The three sculptural objects in the centre of the gallery are composed of reeds, carefully harvested and collected by the artist when the ecosystem of the Dragoman Marsh allows such actions. Subsequently, the plant matter was subjected to a labour-intensive treatment and complex organic processes, until it reaches this transparent and mysterious biomatter resembling the skin of embryos that seem about to develop and become living creatures. As if in opposition to the 4th-century Roman tomb permanently displayed in the chamber, or as its natural extension: for where there is death, there has been and will continue to be life. The light and sound emanating from these spatial objects form another ‘living’ element of the organic matter created by the artist. Their presence challenges our sensitivity to the exhibition environment and raises the question: what is it that we are looking at?

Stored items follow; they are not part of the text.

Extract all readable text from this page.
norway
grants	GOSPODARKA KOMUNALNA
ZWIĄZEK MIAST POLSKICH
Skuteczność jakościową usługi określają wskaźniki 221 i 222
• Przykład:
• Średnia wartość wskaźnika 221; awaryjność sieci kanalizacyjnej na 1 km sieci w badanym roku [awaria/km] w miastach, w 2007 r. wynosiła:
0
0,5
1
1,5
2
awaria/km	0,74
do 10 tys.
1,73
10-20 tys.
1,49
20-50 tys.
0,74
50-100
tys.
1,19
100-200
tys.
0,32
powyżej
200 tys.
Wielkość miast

‘Certain Aspects of Unsteady Walking’, a work shown in the smaller gallery, accelerates our orientation in the marsh and alludes to natural everyday life, when man is absent. The boots in which the video installation Is projected were used by the artist during her field research, and the video material itself is a sample of the photo traps set by the researchers of the Dragoman Marsh. Although she does not claim to be an eco-activist, Maria Nalbantova constantly explores the topic of ecological balance, so important to our common life, and presents a critical look at the present and the opportunities that open up before us with our every action or inaction.

For we are all floundering together in the marsh.